Luego recogió sus cosas lentamente, como si fuese un ritual, como si sus movimientos tuviesen un orden preestablecido. No quise verla partir, supongo que se alejó y al cruzar la puerta su imagen se multiplicó hacia adelante y hacia atrás para acompañarla en una fila india, en una procesión que creo yo –no sé por qué-, se merecía. No tuve tiempo de pensar, no hubo tiempo para camuflar nada, una hoja había quedado abandonada.

Me levanté y me acerqué a su mesa –era su mesa-, y leí lentamente, una y otra vez, no para cerciorarme que aquello fuese cierto, sino para asegurarme que lo recordaría en otro momento, sin dudar, sin titubear. El alma tiene límites. Escrito a mano, con tinta roja, con trazos gruesos de pincel, como si fuese un dibujo. Me senté y miré hacia la puerta, esperando que regresara por lo que había olvidado. Había –también- un cenicero cerca del borde, y un movimiento torpe de mis manos hizo que se deslizara y cayese al piso estallando en mil pedazos. Cerré los ojos y me pregunté si agradecerían los cristales la mano amiga que los rompe -quizás los objetos, al igual que las personas, tienen cierta nostalgia, cierto anhelo que los impulsa a buscar la entropía-.

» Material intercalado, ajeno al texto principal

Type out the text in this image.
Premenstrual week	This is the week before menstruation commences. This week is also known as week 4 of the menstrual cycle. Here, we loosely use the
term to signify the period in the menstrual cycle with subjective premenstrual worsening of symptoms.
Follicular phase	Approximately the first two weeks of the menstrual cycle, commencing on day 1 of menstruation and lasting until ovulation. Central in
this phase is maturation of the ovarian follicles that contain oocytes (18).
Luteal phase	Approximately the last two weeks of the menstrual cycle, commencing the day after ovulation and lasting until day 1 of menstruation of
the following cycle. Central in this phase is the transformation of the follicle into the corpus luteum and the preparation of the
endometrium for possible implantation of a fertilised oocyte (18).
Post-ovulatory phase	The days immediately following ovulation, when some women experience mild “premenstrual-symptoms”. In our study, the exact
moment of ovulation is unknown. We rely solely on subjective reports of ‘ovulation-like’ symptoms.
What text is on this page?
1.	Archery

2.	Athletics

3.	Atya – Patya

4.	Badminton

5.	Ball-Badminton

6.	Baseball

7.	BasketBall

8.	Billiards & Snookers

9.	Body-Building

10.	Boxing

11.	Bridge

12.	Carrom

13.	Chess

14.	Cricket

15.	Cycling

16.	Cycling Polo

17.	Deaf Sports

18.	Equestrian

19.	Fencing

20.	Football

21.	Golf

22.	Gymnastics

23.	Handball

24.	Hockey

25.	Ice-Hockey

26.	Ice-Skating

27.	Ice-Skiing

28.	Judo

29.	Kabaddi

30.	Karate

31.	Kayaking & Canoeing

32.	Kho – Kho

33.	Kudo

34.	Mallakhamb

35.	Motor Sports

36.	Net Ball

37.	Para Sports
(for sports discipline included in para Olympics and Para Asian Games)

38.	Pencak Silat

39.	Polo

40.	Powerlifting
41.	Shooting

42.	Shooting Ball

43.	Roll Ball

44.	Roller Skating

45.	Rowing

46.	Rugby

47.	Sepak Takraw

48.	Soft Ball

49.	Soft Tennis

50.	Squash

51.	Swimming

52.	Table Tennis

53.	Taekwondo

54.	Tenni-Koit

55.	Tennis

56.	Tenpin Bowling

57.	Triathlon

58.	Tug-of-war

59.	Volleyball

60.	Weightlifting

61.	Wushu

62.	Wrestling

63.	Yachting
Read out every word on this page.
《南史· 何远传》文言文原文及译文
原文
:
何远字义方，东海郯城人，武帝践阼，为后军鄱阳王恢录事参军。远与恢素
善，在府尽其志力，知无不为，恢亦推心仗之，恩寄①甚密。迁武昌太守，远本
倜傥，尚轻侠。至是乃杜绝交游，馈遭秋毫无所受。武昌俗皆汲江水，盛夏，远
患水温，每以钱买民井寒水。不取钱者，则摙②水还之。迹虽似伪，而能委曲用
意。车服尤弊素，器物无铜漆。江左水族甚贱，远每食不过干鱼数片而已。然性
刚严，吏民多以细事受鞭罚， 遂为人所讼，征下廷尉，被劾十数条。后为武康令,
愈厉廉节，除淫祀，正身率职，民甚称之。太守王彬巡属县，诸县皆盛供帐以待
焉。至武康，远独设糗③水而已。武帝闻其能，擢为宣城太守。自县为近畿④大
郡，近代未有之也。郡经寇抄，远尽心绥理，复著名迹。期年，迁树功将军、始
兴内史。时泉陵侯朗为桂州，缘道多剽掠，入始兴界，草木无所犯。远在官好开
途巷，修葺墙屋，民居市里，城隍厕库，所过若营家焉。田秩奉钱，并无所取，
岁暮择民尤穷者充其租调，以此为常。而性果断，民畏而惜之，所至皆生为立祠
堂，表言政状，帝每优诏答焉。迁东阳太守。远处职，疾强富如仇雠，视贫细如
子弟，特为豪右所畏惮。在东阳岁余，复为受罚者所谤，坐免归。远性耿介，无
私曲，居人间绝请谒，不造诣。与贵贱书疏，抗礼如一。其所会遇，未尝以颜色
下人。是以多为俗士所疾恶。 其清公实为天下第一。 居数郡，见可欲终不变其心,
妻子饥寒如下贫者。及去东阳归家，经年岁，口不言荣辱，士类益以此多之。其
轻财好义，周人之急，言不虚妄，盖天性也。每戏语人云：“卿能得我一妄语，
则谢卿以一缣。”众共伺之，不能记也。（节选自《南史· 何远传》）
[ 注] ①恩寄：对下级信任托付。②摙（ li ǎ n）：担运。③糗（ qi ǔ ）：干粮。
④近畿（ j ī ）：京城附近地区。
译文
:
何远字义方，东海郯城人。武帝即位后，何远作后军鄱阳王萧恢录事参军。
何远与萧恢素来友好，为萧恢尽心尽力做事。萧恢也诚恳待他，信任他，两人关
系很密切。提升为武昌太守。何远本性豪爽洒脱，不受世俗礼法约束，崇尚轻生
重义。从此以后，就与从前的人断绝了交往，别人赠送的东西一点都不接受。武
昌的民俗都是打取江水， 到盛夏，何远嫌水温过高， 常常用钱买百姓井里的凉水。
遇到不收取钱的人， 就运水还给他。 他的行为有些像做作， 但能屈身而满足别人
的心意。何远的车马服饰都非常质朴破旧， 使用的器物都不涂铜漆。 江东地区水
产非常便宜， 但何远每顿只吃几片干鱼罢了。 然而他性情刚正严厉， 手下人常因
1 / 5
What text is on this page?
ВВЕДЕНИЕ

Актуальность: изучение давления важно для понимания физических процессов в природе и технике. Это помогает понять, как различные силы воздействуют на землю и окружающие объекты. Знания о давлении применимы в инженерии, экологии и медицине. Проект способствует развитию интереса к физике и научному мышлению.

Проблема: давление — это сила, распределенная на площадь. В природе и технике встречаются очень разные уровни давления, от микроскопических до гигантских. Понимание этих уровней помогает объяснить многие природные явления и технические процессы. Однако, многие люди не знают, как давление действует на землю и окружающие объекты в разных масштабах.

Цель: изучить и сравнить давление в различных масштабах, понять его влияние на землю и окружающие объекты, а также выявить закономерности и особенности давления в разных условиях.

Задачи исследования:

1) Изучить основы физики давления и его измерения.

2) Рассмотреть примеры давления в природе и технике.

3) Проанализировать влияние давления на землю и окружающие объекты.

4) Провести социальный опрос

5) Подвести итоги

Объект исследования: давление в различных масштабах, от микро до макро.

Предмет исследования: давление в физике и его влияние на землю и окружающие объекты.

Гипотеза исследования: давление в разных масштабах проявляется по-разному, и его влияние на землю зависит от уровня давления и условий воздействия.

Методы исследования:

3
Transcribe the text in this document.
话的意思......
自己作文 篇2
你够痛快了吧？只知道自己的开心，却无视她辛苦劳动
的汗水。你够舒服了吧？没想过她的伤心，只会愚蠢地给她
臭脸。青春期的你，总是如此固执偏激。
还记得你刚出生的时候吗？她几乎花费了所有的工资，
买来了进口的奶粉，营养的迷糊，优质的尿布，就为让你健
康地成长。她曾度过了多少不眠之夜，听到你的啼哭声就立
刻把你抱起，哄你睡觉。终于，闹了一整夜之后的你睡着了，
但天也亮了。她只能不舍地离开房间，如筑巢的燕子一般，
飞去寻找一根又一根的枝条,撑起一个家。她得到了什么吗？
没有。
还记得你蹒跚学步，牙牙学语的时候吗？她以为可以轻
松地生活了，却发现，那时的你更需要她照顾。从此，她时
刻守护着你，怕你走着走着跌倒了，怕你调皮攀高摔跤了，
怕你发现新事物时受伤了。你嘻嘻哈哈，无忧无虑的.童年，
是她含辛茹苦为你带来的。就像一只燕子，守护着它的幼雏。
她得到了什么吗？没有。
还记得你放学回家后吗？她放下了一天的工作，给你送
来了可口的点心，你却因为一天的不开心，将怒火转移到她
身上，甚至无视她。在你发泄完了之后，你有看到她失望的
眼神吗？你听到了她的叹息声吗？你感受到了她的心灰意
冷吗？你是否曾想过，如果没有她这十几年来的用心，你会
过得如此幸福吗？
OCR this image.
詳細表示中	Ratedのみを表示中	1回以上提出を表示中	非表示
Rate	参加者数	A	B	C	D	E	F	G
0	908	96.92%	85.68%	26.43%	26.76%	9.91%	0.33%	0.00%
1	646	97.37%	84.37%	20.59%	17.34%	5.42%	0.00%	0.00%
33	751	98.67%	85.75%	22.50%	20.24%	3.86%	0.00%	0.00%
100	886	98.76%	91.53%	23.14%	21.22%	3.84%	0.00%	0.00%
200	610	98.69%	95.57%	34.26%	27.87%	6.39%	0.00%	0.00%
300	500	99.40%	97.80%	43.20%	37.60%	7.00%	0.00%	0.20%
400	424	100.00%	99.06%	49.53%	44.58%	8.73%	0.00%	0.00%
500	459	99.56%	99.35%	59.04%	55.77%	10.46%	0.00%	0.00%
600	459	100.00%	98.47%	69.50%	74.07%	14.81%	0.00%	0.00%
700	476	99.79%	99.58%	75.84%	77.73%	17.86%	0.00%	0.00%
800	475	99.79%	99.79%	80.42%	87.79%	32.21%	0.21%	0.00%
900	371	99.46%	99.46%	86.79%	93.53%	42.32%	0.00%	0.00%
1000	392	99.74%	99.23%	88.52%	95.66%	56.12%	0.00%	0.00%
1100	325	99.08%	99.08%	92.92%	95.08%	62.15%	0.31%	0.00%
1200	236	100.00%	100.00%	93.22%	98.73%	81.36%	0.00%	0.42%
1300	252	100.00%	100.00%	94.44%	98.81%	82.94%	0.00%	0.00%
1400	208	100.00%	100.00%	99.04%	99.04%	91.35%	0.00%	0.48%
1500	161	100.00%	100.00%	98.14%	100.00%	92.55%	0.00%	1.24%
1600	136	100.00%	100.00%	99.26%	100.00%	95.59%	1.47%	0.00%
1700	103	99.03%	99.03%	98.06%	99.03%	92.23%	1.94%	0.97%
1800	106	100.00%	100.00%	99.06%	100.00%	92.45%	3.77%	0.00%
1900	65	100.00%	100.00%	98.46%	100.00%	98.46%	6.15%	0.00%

Ahora, mientras observo la ciudad desde algún balcón, tengo dificultad en precisar si fue un sueño persistente, algún párrafo perdido en una oscura página de un libro o simplemente un relato robado por mi memoria durante una de muchas aburridas reuniones con mis amigos. Aunque debo confesar que no es importante, después de tanto tiempo. Llega un momento en que las precisiones, el afán por el detalle, ya no tienen sentido.